Dark pools started to appear in Japan in earnest around 2005. In the last couple of years they have become a standard product offering for major international brokerage houses as well as some of the large domestic institutions. Global firms have been able to leverage their expertise and investments in dark pools and smart-order routers in the US and Europe, and have implemented Japanese dark pools with varying degrees of success.
Despite over 10 years of PTS history and a regulatory environment ripe for internalization, alternative trading venues have only managed to capture 1-2% market share from the Tokyo Stock Exchange. What are the reasons for this lack of success in alternative execution venues? What are the catalysts that may move more volume off the exchange?
1. Smart-order routing Infrastructure
In order to effectively access PTSs and dark pools, participants need a smart-order routing system. Smartorder routers can constantly scan available execution venues for best available price, and then execute optimally based on various internal and market rules. The smartorder routing technology needs to operate effectively with both lit pools and dark pools. It needs logic that can handle various market structure related constraints, antigaming rules and the different cost structure of each trading venue.
Most of the global broker-dealers already operate smart-order routers for their US and European businesses, so for them, implementing smartorder routing is a relatively straight forward exercise of localization. However, for those firms without the same infrastructure in place, scratch building a competitive smart-order router is a fairly difficult task. As a result, most of the international broker dealers operate smart-order routers in Japan, while there are only a handful of domestic firms with smart-order routing technology. Not surprisingly, there is almost no retail or on-line brokers operating a competitive smart-order routing technology.

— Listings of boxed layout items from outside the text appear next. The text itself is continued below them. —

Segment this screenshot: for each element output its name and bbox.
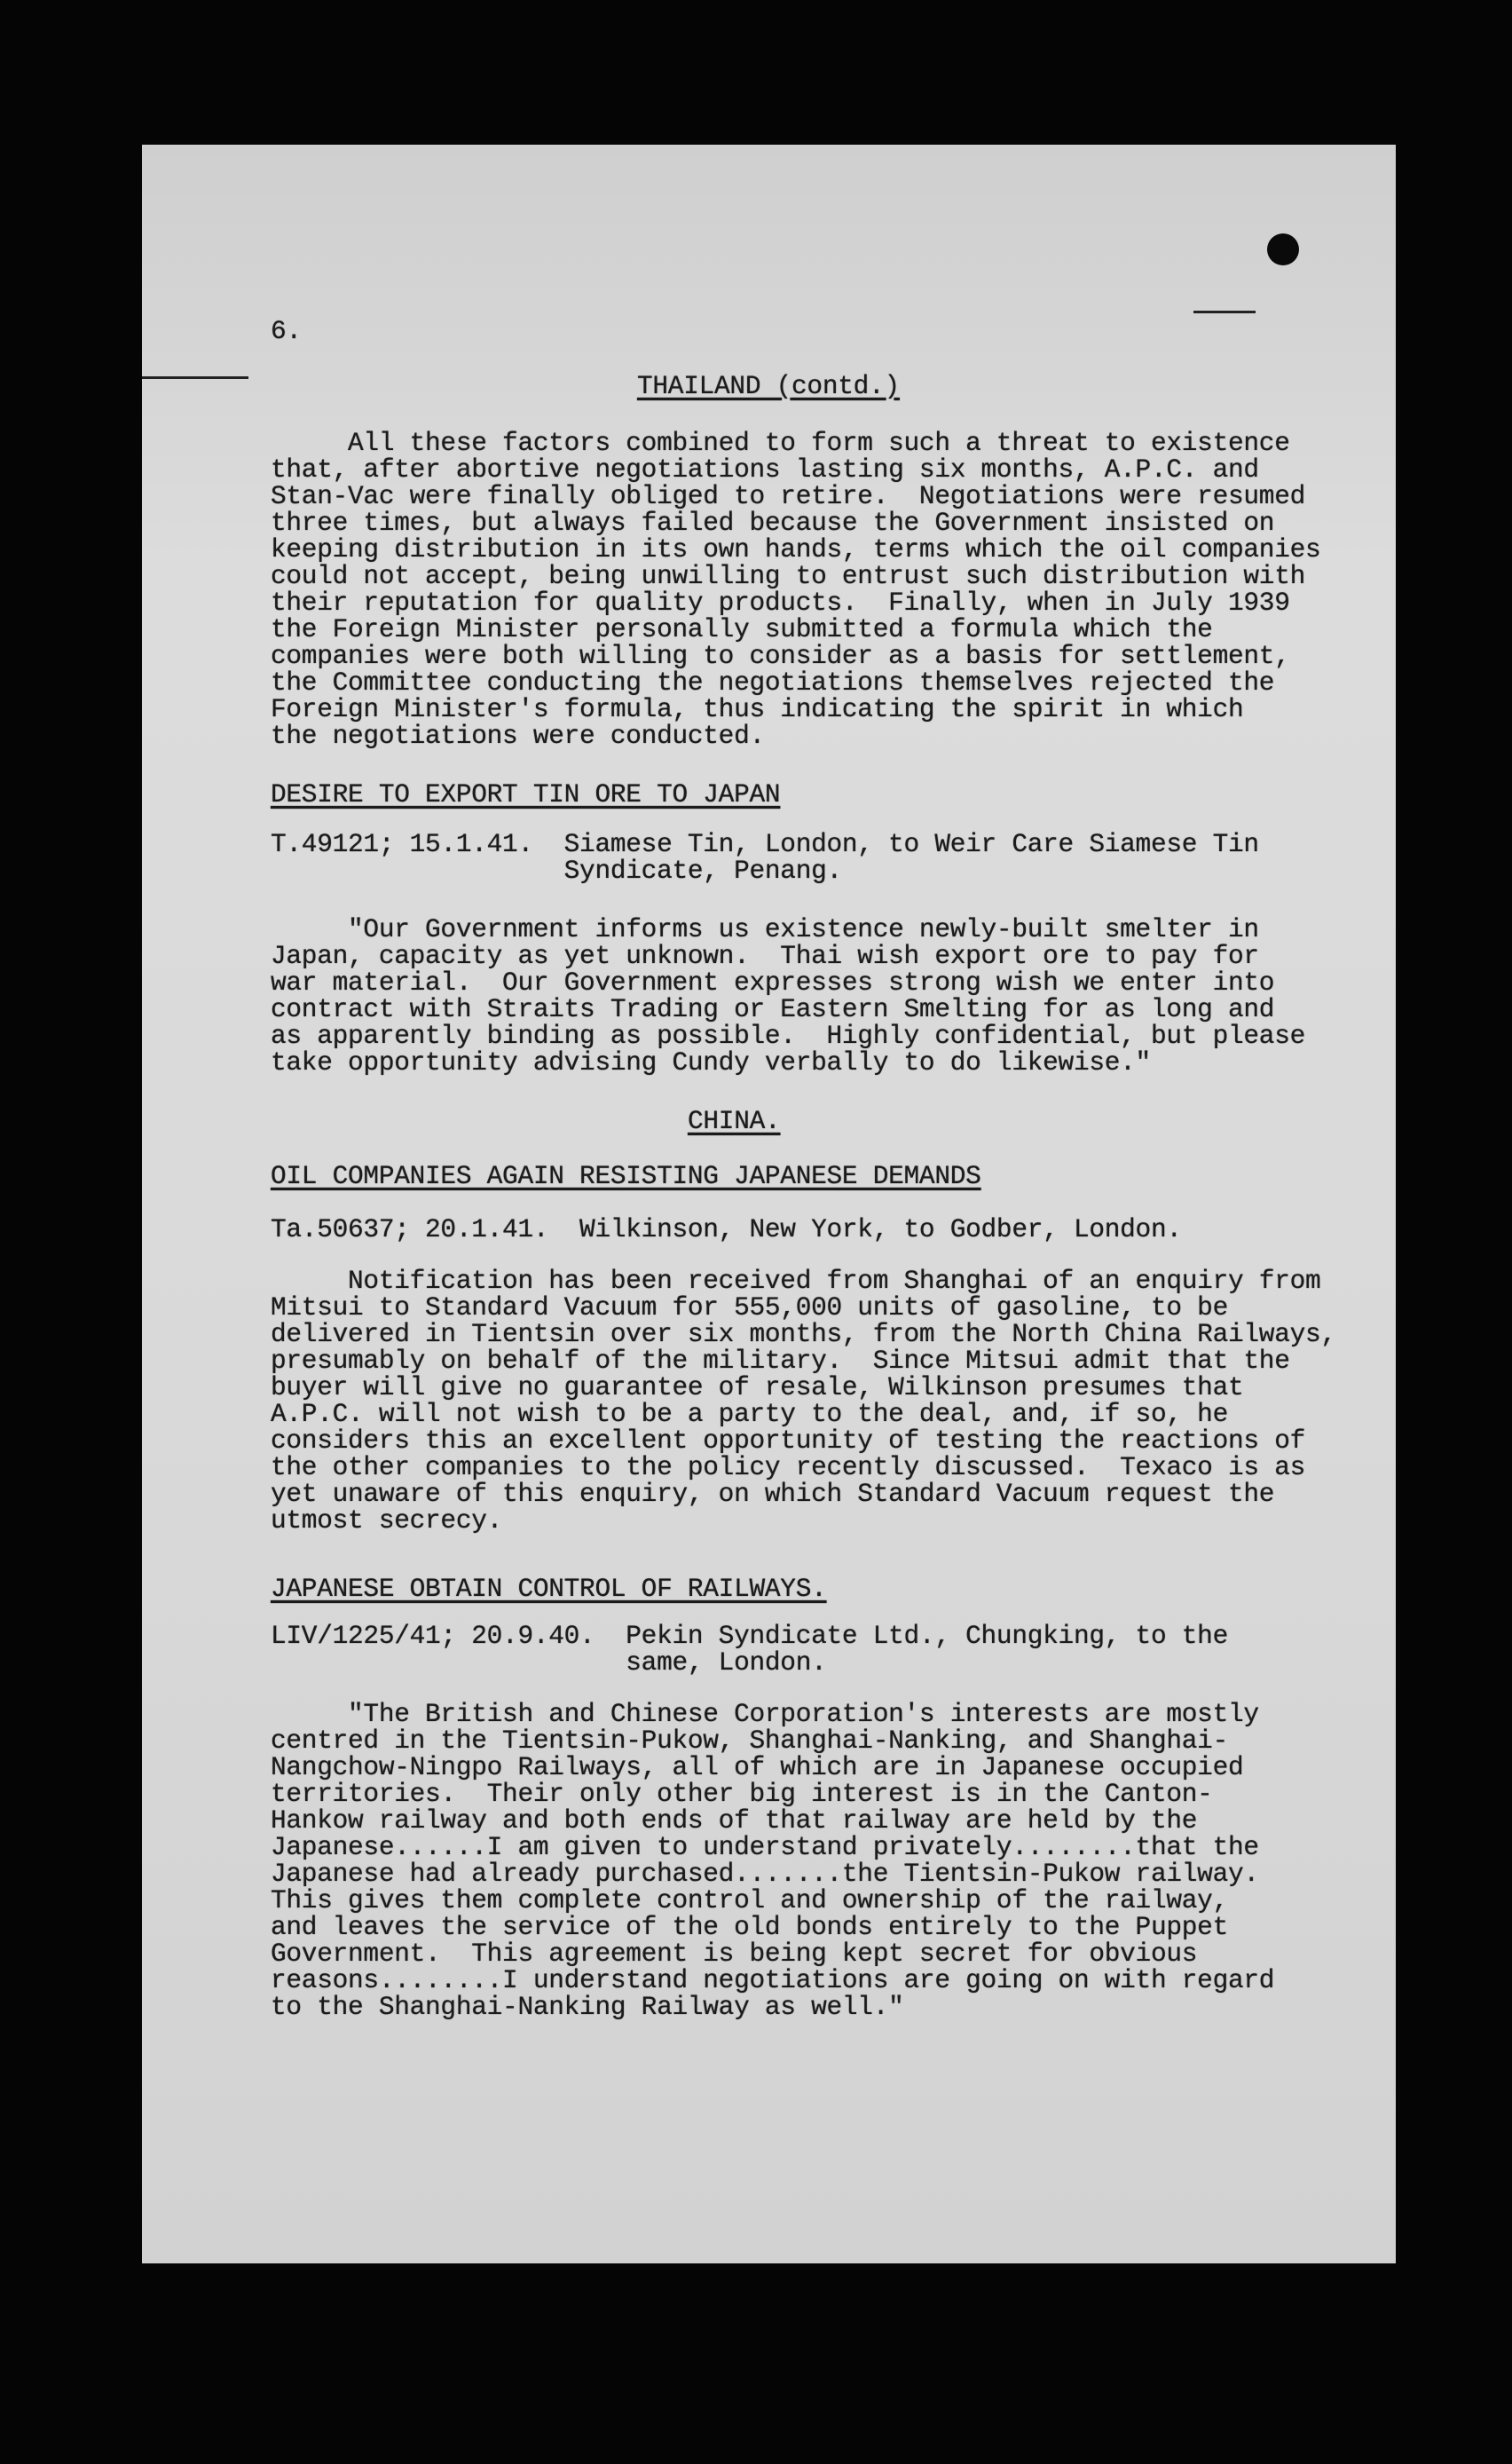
text-line: Foreign Minister's formula, thus indicating the spirit in which [271, 694, 1244, 724]
margin-mark [142, 376, 248, 379]
text-block [271, 1623, 1228, 1676]
text-line: THAILAND (contd.) [637, 371, 900, 401]
text-line: Nangchow-Ningpo Railways, all of which are in Japanese occupied [271, 1752, 1244, 1782]
text-line: Japanese......I am given to understand privately........that the [271, 1832, 1259, 1862]
text-line: reasons........I understand negotiations are going on with regard [271, 1965, 1275, 1995]
section-heading [637, 373, 900, 399]
text-block [271, 1268, 1336, 1534]
text-line: presumably on behalf of the military. Since Mitsui admit that the [271, 1346, 1290, 1376]
text-line: Ta.50637; 20.1.41. Wilkinson, New York, to Godber, London. [271, 1214, 1182, 1244]
text-line: All these factors combined to form such a threat to existence [271, 428, 1290, 458]
text-line: This gives them complete control and ownership of the railway, [271, 1885, 1228, 1915]
text-line: Hankow railway and both ends of that railway are held by the [271, 1805, 1198, 1836]
text-line: considers this an excellent opportunity of testing the reactions of [271, 1425, 1305, 1456]
section-heading [271, 1576, 827, 1602]
text-block [271, 1701, 1274, 2020]
text-block [271, 831, 1259, 884]
text-line: delivered in Tientsin over six months, from the North China Railways, [271, 1319, 1336, 1349]
text-line: to the Shanghai-Nanking Railway as well." [271, 1992, 904, 2022]
text-line: territories. Their only other big interest is in the Canton- [271, 1779, 1213, 1809]
margin-mark [1193, 311, 1256, 313]
section-heading [271, 781, 780, 808]
text-line: Stan-Vac were finally obliged to retire. Negotiations were resumed [271, 481, 1305, 511]
text-line: and leaves the service of the old bonds entirely to the Puppet [271, 1912, 1228, 1942]
text-line: companies were both willing to consider as a basis for settlement, [271, 641, 1290, 671]
text-line: Government. This agreement is being kept secret for obvious [271, 1939, 1198, 1969]
text-line: "The British and Chinese Corporation's interests are mostly [271, 1699, 1259, 1729]
text-line: LIV/1225/41; 20.9.40. Pekin Syndicate Ltd., Chungking, to the [271, 1621, 1228, 1651]
text-line: A.P.C. will not wish to be a party to the deal, and, if so, he [271, 1399, 1228, 1429]
text-line: buyer will give no guarantee of resale, Wilkinson presumes that [271, 1372, 1244, 1402]
text-line: as apparently binding as possible. Highly confidential, but please [271, 1021, 1305, 1051]
text-block [271, 430, 1320, 749]
text-line: could not accept, being unwilling to entrust such distribution with [271, 561, 1305, 591]
text-line: Notification has been received from Shanghai of an enquiry from [271, 1266, 1321, 1296]
text-line: T.49121; 15.1.41. Siamese Tin, London, to Weir Care Siamese Tin [271, 829, 1259, 859]
text-line: contract with Straits Trading or Eastern Smelting for as long and [271, 994, 1275, 1024]
text-line: the Foreign Minister personally submitted a formula which the [271, 614, 1213, 644]
text-line: Japan, capacity as yet unknown. Thai wish export ore to pay for [271, 941, 1259, 971]
text-line: three times, but always failed because the Government insisted on [271, 508, 1275, 538]
text-line: JAPANESE OBTAIN CONTROL OF RAILWAYS. [271, 1574, 827, 1604]
text-line: DESIRE TO EXPORT TIN ORE TO JAPAN [271, 779, 781, 809]
text-line: the Committee conducting the negotiations themselves rejected the [271, 667, 1275, 698]
text-line: the other companies to the policy recently discussed. Texaco is as [271, 1452, 1305, 1482]
text-line: keeping distribution in its own hands, terms which the oil companies [271, 534, 1321, 565]
text-line: war material. Our Government expresses strong wish we enter into [271, 967, 1275, 998]
text-line: same, London. [271, 1647, 827, 1678]
text-block [271, 1216, 1182, 1243]
punch-hole-mark [1267, 233, 1299, 265]
section-heading [271, 1163, 981, 1189]
section-heading [688, 1108, 780, 1134]
text-line: Syndicate, Penang. [271, 856, 842, 886]
text-line: take opportunity advising Cundy verbally to do likewise." [271, 1047, 1151, 1078]
text-line: utmost secrecy. [271, 1505, 503, 1536]
page-number: 6. [271, 316, 302, 346]
text-block [271, 916, 1305, 1076]
text-line: yet unaware of this enquiry, on which Standard Vacuum request the [271, 1479, 1275, 1509]
text-line: "Our Government informs us existence newly-built smelter in [271, 914, 1259, 944]
text-line: Mitsui to Standard Vacuum for 555,000 units of gasoline, to be [271, 1292, 1228, 1323]
text-line: CHINA. [688, 1106, 781, 1136]
text-line: Japanese had already purchased.......the Tientsin-Pukow railway. [271, 1859, 1259, 1889]
text-line: OIL COMPANIES AGAIN RESISTING JAPANESE DEMANDS [271, 1161, 981, 1191]
text-line: the negotiations were conducted. [271, 721, 765, 751]
text-line: that, after abortive negotiations lasting six months, A.P.C. and [271, 454, 1259, 485]
text-line: centred in the Tientsin-Pukow, Shanghai-Nanking, and Shanghai- [271, 1726, 1228, 1756]
text-line: their reputation for quality products. Finally, when in July 1939 [271, 588, 1290, 618]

2. Best Execution policies
In Japan every execution agreement mentions a best execution policy. Unlike in other countries, there is no single overarching regulatory framework, such as RegNMS in the US or MIFID in Europe, which outlines the details of best execution. As a result, more often than not, the brokers’ execution agreements are not uniform from one broker to another. Many of these agreements use primary exchange as the default execution venue. There have been efforts across many of the dark pool operating firms to “re-paper” best execution agreements, but ultimately there are no regulatory drivers expanding best execution practices to span multiple liquidity venues.
3. Fund mandates
Many of the domestic pension and traditional funds have mandates that require them to execute at the primary exchanges like TSE or OSE. For those funds, executing in PTSs would be a breach of their mandate. These funds would need to amend their mandates before they could allow their orders to be executed in PTSs. However, given the current level of PTS market share, there is no strong incentive for these funds to add PTS amendments to their mandates.
4. Regulatory Environments
The practice of short selling in PTS has never been clearly outlined in the regulations until 2009. Until then, each PTS operator depended on its interpretations and some have decided to allow such a practice. In March 2010 the regulators have further clarified the short sell rules are to be followed in that PTSs as well as in the exchange. This has effectively halted, and even reversed, the growth in certain PTSs. Significant volume has moved off of the PTSs in the subsequent days and months. On top of that, the TSE’s introduction of Arrow Head system accelerated migration of liquidity from PTSs. Moreover, the recent regulation requiring dark pools to report trades through TOSTNET potentially puts additional restrictions on taking liquidity off exchange. These types of ad hoc regulatory changes have had negative impact on the overall market structure and at least in the short term, a negative impact on the growth of PTSs.